PERO ESO no era todo todavía. Faltaba aun mucho más para hacer hablar al pequeño aventurero desde su misma fotografía:
- Estos ojos -le precisé, indicándoselos-, son los ojos de un cabro inteligente. Revelan inquietud, ambición, anhelos de pelear para sí mismo. En el rostro de cada niño es posible escrutar las señas que hace el porvenir. Las que posee su hijo, señora, son buenas señas. ¿Por qué, entonces, le salió tan mal alumno?
-Porque no le gustan los estudios del Liceo -contestó-. Pancho es orgulloso. Pero a mí no me la ganará el porfiado. Contra vientos y mareas lo sacaré adelante, así se me vaya quedando pegado cada año en el colegio. Mi hijo será alguien. Médico, abogado, ingeniero, o empleado público. Eran, también los deseos de mi esposo. Antes de morirse me lo imploró el finado: ''Rosa -me dijo-. Haz que Panchito surja y se vaya para arriba. Que no sea como nosotros''.
- ¿Qué son ustedes? -indagué, con cierta crueldad en el tono.
La mujer se envaró un poco en sus humildes gafas:
- Nosotros somos pobres, señor -respondió-. Pero no unos cualquiera.
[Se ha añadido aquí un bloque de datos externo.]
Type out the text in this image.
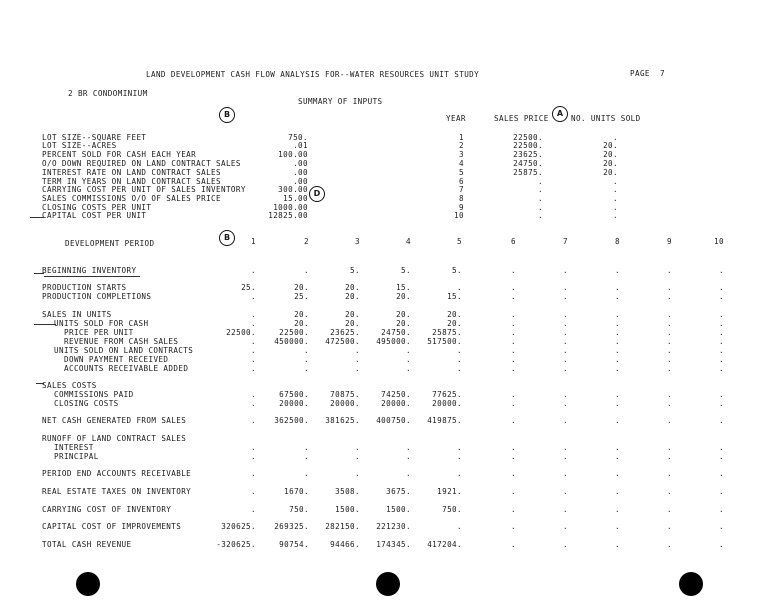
LAND DEVELOPMENT CASH FLOW ANALYSIS FOR--WATER RESOURCES UNIT STUDY	PAGE 7
2 BR CONDOMINIUM
SUMMARY OF INPUTS
B	A
D
B
YEAR	SALES PRICE	NO. UNITS SOLD
LOT SIZE--SQUARE FEET	750.
LOT SIZE--ACRES	.01
PERCENT SOLD FOR CASH EACH YEAR	100.00
O/O DOWN REQUIRED ON LAND CONTRACT SALES	.00
INTEREST RATE ON LAND CONTRACT SALES	.00
TERM IN YEARS ON LAND CONTRACT SALES	.00
CARRYING COST PER UNIT OF SALES INVENTORY	300.00
SALES COMMISSIONS O/O OF SALES PRICE	15.00
CLOSING COSTS PER UNIT	1000.00
CAPITAL COST PER UNIT	12825.00
1	22500.	.
2	22500.	20.
3	23625.	20.
4	24750.	20.
5	25875.	20.
6	.	.
7	.	.
8	.	.
9	.	.
10	.	.
DEVELOPMENT PERIOD	1	2	3	4	5	6	7	8	9	10
BEGINNING INVENTORY	.	.	5.	5.	5.	.	.	.	.	.
PRODUCTION STARTS	25.	20.	20.	15.	.	.	.	.	.	.
PRODUCTION COMPLETIONS	.	25.	20.	20.	15.	.	.	.	.	.
SALES IN UNITS	.	20.	20.	20.	20.	.	.	.	.	.
UNITS SOLD FOR CASH	.	20.	20.	20.	20.	.	.	.	.	.
PRICE PER UNIT	22500.	22500.	23625.	24750.	25875.	.	.	.	.	.
REVENUE FROM CASH SALES	.	450000.	472500.	495000.	517500.	.	.	.	.	.
UNITS SOLD ON LAND CONTRACTS	.	.	.	.	.	.	.	.	.	.
DOWN PAYMENT RECEIVED	.	.	.	.	.	.	.	.	.	.
ACCOUNTS RECEIVABLE ADDED	.	.	.	.	.	.	.	.	.	.
SALES COSTS
COMMISSIONS PAID	.	67500.	70875.	74250.	77625.	.	.	.	.	.
CLOSING COSTS	.	20000.	20000.	20000.	20000.	.	.	.	.	.
NET CASH GENERATED FROM SALES	.	362500.	381625.	400750.	419875.	.	.	.	.	.
RUNOFF OF LAND CONTRACT SALES
INTEREST	.	.	.	.	.	.	.	.	.	.
PRINCIPAL	.	.	.	.	.	.	.	.	.	.
PERIOD END ACCOUNTS RECEIVABLE	.	.	.	.	.	.	.	.	.	.
REAL ESTATE TAXES ON INVENTORY	.	1670.	3508.	3675.	1921.	.	.	.	.	.
CARRYING COST OF INVENTORY	.	750.	1500.	1500.	750.	.	.	.	.	.
CAPITAL COST OF IMPROVEMENTS	320625.	269325.	282150.	221230.	.	.	.	.	.	.
TOTAL CASH REVENUE	-320625.	90754.	94466.	174345.	417204.	.	.	.	.	.
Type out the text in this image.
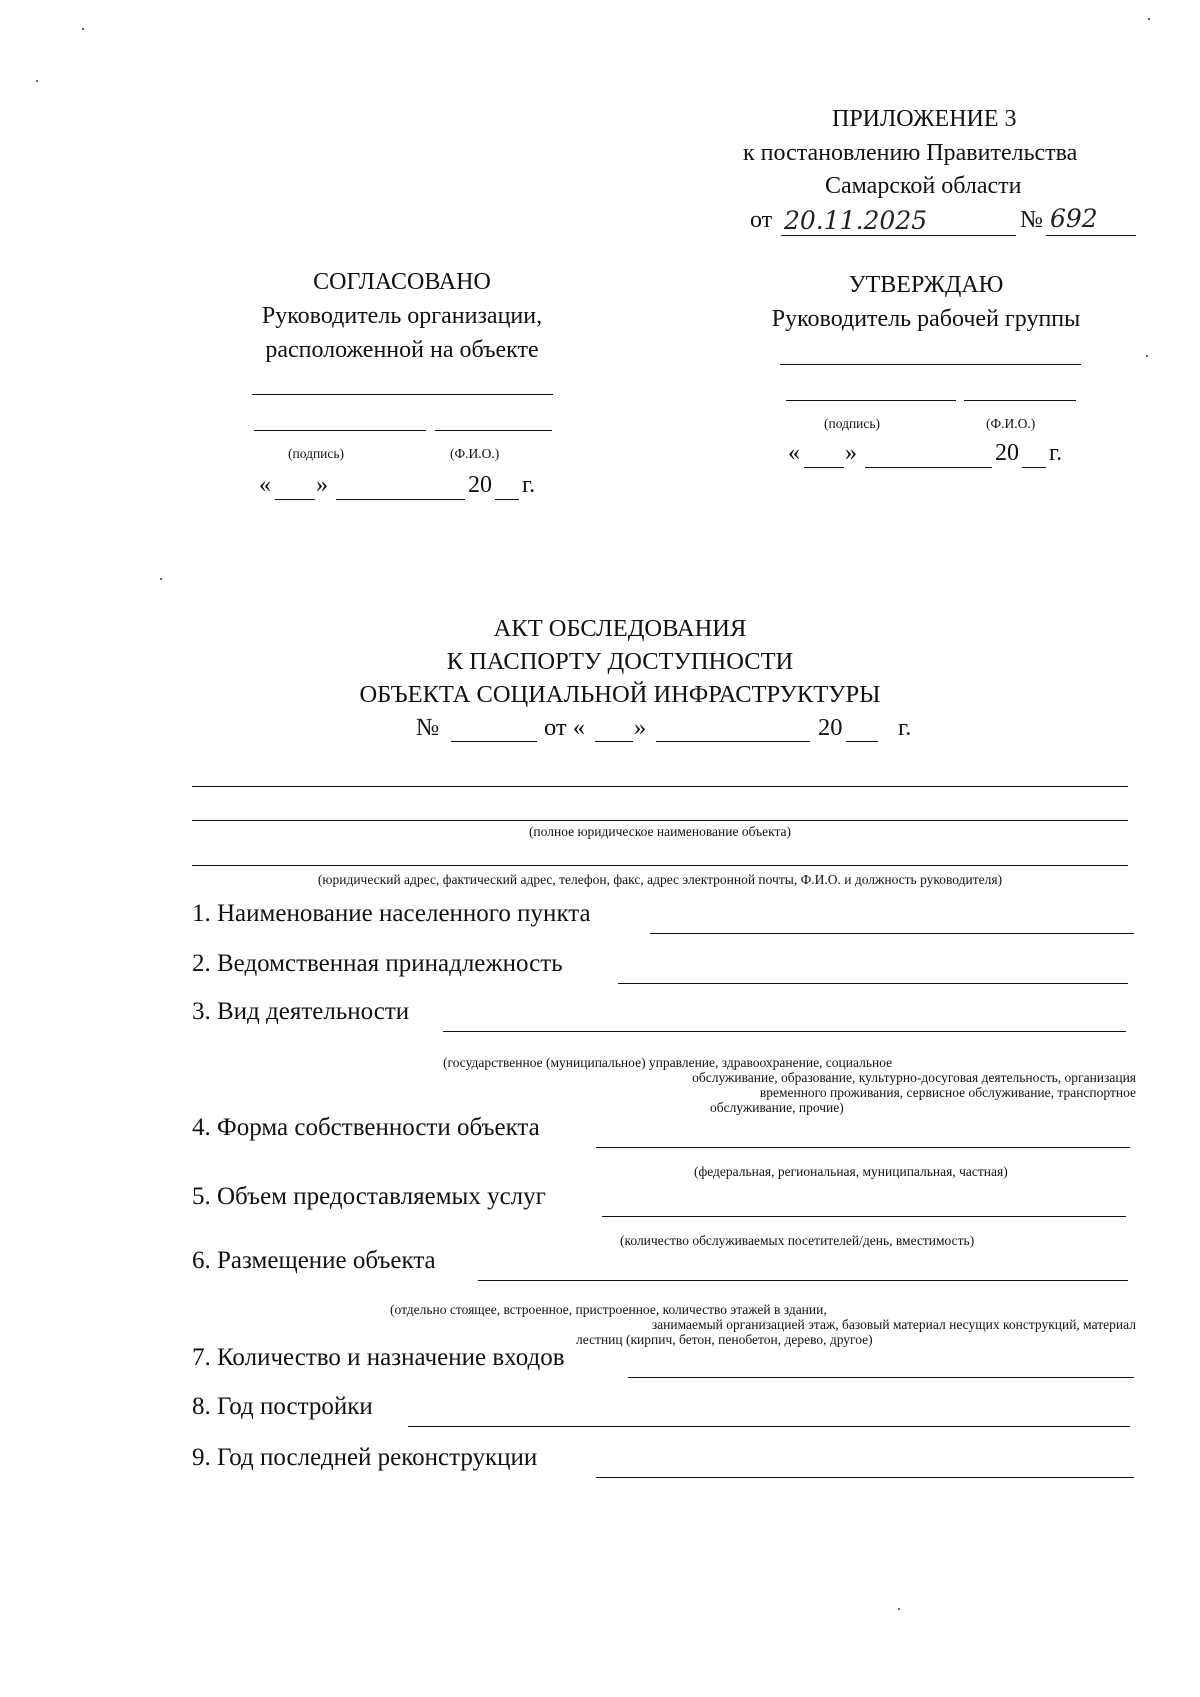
ПРИЛОЖЕНИЕ 3
к постановлению Правительства
Самарской области
от 20.11.2025	№ 692
СОГЛАСОВАНО
Руководитель организации,
расположенной на объекте
(подпись)	(Ф.И.О.)
« »	20 г.
УТВЕРЖДАЮ
Руководитель рабочей группы
(подпись)	(Ф.И.О.)
« »	20 г.
АКТ ОБСЛЕДОВАНИЯ
К ПАСПОРТУ ДОСТУПНОСТИ
ОБЪЕКТА СОЦИАЛЬНОЙ ИНФРАСТРУКТУРЫ
№	от « »	20 г.
(полное юридическое наименование объекта)
(юридический адрес, фактический адрес, телефон, факс, адрес электронной почты, Ф.И.О. и должность руководителя)
1. Наименование населенного пункта
2. Ведомственная принадлежность
3. Вид деятельности
(государственное (муниципальное) управление, здравоохранение, социальное
обслуживание, образование, культурно-досуговая деятельность, организация
временного проживания, сервисное обслуживание, транспортное
обслуживание, прочие)
4. Форма собственности объекта
(федеральная, региональная, муниципальная, частная)
5. Объем предоставляемых услуг
(количество обслуживаемых посетителей/день, вместимость)
6. Размещение объекта
(отдельно стоящее, встроенное, пристроенное, количество этажей в здании,
занимаемый организацией этаж, базовый материал несущих конструкций, материал
лестниц (кирпич, бетон, пенобетон, дерево, другое)
7. Количество и назначение входов
8. Год постройки
9. Год последней реконструкции
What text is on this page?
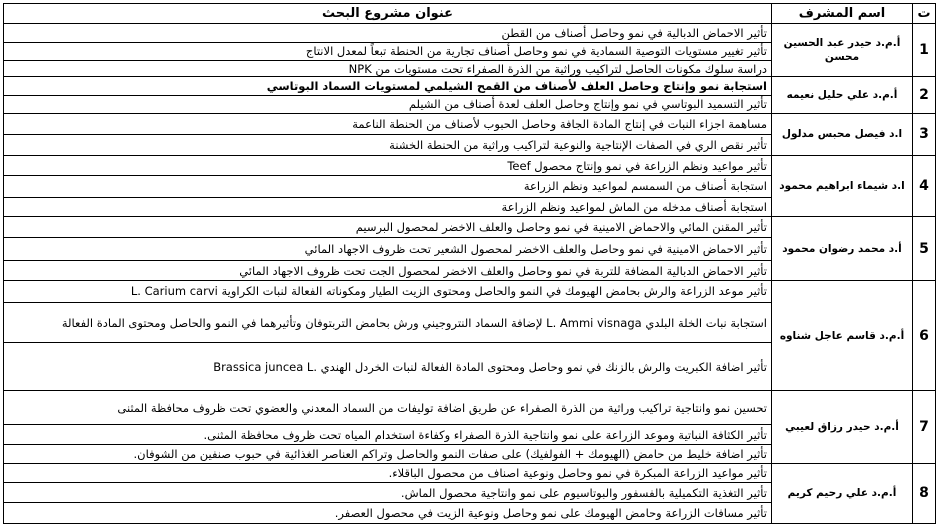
ت	اسم المشرف	عنوان مشروع البحث
1	أ.م.د حيدر عبد الحسين محسن	تأثير الاحماض الدبالية في نمو وحاصل أصناف من القطن
		تأثير تغيير مستويات التوصية السمادية في نمو وحاصل أصناف تجارية من الحنطة تبعاً لمعدل الانتاج
		دراسة سلوك مكونات الحاصل لتراكيب وراثية من الذرة الصفراء تحت مستويات من NPK
2	أ.م.د علي حليل نعيمه	استجابة نمو وإنتاج وحاصل العلف لأصناف من القمح الشيلمي لمستويات السماد البوتاسي
		تأثير التسميد البوتاسي في نمو وإنتاج وحاصل العلف لعدة أصناف من الشيلم
3	ا.د فيصل محبس مدلول	مساهمة اجزاء النبات في إنتاج المادة الجافة وحاصل الحبوب لأصناف من الحنطة الناعمة
		تأثير نقص الري في الصفات الإنتاجية والنوعية لتراكيب وراثية من الحنطة الخشنة
4	ا.د شيماء ابراهيم محمود	تأثير مواعيد ونظم الزراعة في نمو وإنتاج محصول Teef
		استجابة أصناف من السمسم لمواعيد ونظم الزراعة
		استجابة أصناف مدخله من الماش لمواعيد ونظم الزراعة
5	أ.د محمد رضوان محمود	تأثير المقنن المائي والاحماض الامينية في نمو وحاصل والعلف الاخضر لمحصول البرسيم
		تأثير الاحماض الامينية في نمو وحاصل والعلف الاخضر لمحصول الشعير تحت ظروف الاجهاد المائي
		تأثير الاحماض الدبالية المضافة للتربة في نمو وحاصل والعلف الاخضر لمحصول الجت تحت ظروف الاجهاد المائي
6	أ.م.د قاسم عاجل شناوه	تأثير موعد الزراعة والرش بحامض الهيومك في النمو والحاصل ومحتوى الزيت الطيار ومكوناته الفعالة لنبات الكراوية L. Carium carvi
		استجابة نبات الخلة البلدي L. Ammi visnaga لإضافة السماد النتروجيني ورش بحامض التربتوفان وتأثيرهما في النمو والحاصل ومحتوى المادة الفعالة
		تأثير اضافة الكبريت والرش بالزنك في نمو وحاصل ومحتوى المادة الفعالة لنبات الخردل الهندي .Brassica juncea L
7	أ.م.د حيدر رزاق لعيبي	تحسين نمو وانتاجية تراكيب وراثية من الذرة الصفراء عن طريق اضافة توليفات من السماد المعدني والعضوي تحت ظروف محافظة المثنى
		تأثير الكثافة النباتية وموعد الزراعة على نمو وانتاجية الذرة الصفراء وكفاءة استخدام المياه تحت ظروف محافظة المثنى.
		تأثير اضافة خليط من حامض (الهيومك + الفولفيك) على صفات النمو والحاصل وتراكم العناصر الغذائية في حبوب صنفين من الشوفان.
8	أ.م.د علي رحيم كريم	تأثير مواعيد الزراعة المبكرة في نمو وحاصل ونوعية اصناف من محصول الباقلاء.
		تأثير التغذية التكميلية بالفسفور والبوتاسيوم على نمو وانتاجية محصول الماش.
		تأثير مسافات الزراعة وحامض الهيومك على نمو وحاصل ونوعية الزيت في محصول العصفر.
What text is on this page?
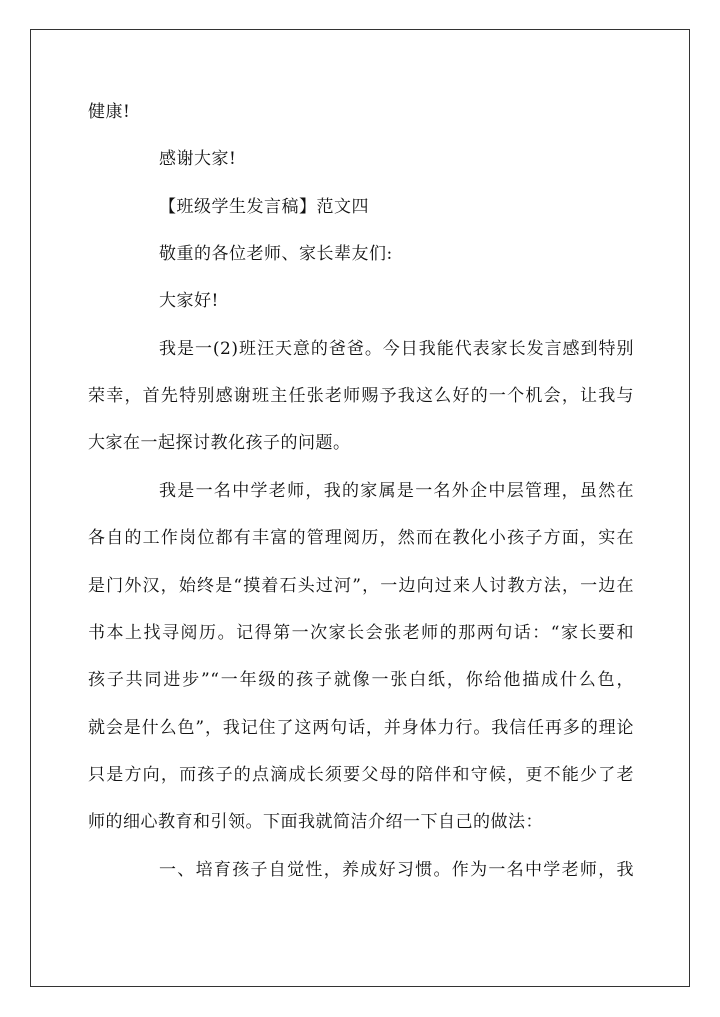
健康!
感谢大家!
【班级学生发言稿】范文四
敬重的各位老师、家长辈友们:
大家好!
我是一(2)班汪天意的爸爸。今日我能代表家长发言感到特别
荣幸，首先特别感谢班主任张老师赐予我这么好的一个机会，让我与
大家在一起探讨教化孩子的问题。
我是一名中学老师，我的家属是一名外企中层管理，虽然在
各自的工作岗位都有丰富的管理阅历，然而在教化小孩子方面，实在
是门外汉，始终是“摸着石头过河”，一边向过来人讨教方法，一边在
书本上找寻阅历。记得第一次家长会张老师的那两句话：“家长要和
孩子共同进步”“一年级的孩子就像一张白纸，你给他描成什么色，
就会是什么色”，我记住了这两句话，并身体力行。我信任再多的理论
只是方向，而孩子的点滴成长须要父母的陪伴和守候，更不能少了老
师的细心教育和引领。下面我就简洁介绍一下自己的做法：
一、培育孩子自觉性，养成好习惯。作为一名中学老师，我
Con el finado teníamos un almacencito en Las Hornillas. Nos daba para todo. Desde que quedé viuda trabajo en la costura. Si la cosa es dura, lo cierto es que también da para los gastos... Pero usted comprenderá, señor, que ambicionamos que el hijo de una costurera y un almacenero sea algo más de lo que fueron sus padres. A mí me gusta la carrera de abogado. De allí no cuesta nada pasar a la política. ¡Y qué feliz sería yo con mi niño de ministro, diputado o senador...!
- Dígame -precisé entonces-. Usted me aseguró que a Pancho no le gustaban los estudios del Liceo. Esto parece indicar que le gustaban otros. ¿Cuáles?
Me contestó con desgano y casi con desprecio:
- Se lo pasa dibujando, señor, haciendo monos y otras tonteras parecidas. Afirma que será artista, aunque se muera de hambre en el camino. Yo no lo entiendo. ¿Y usted, señor?
Pero no le dije cómo lo entendía.
Ya estaba tranqueando hacia la puerta para iniciar la búsqueda del mocoso que pinta. En eso ando todavía. Buscando a Pancho. Quiero convencerlo de que siga haciendo monos cuando lo encuentre. Acaso su Luna también tenga los mismos seis peniques que la de Gauguin, el Embrujado.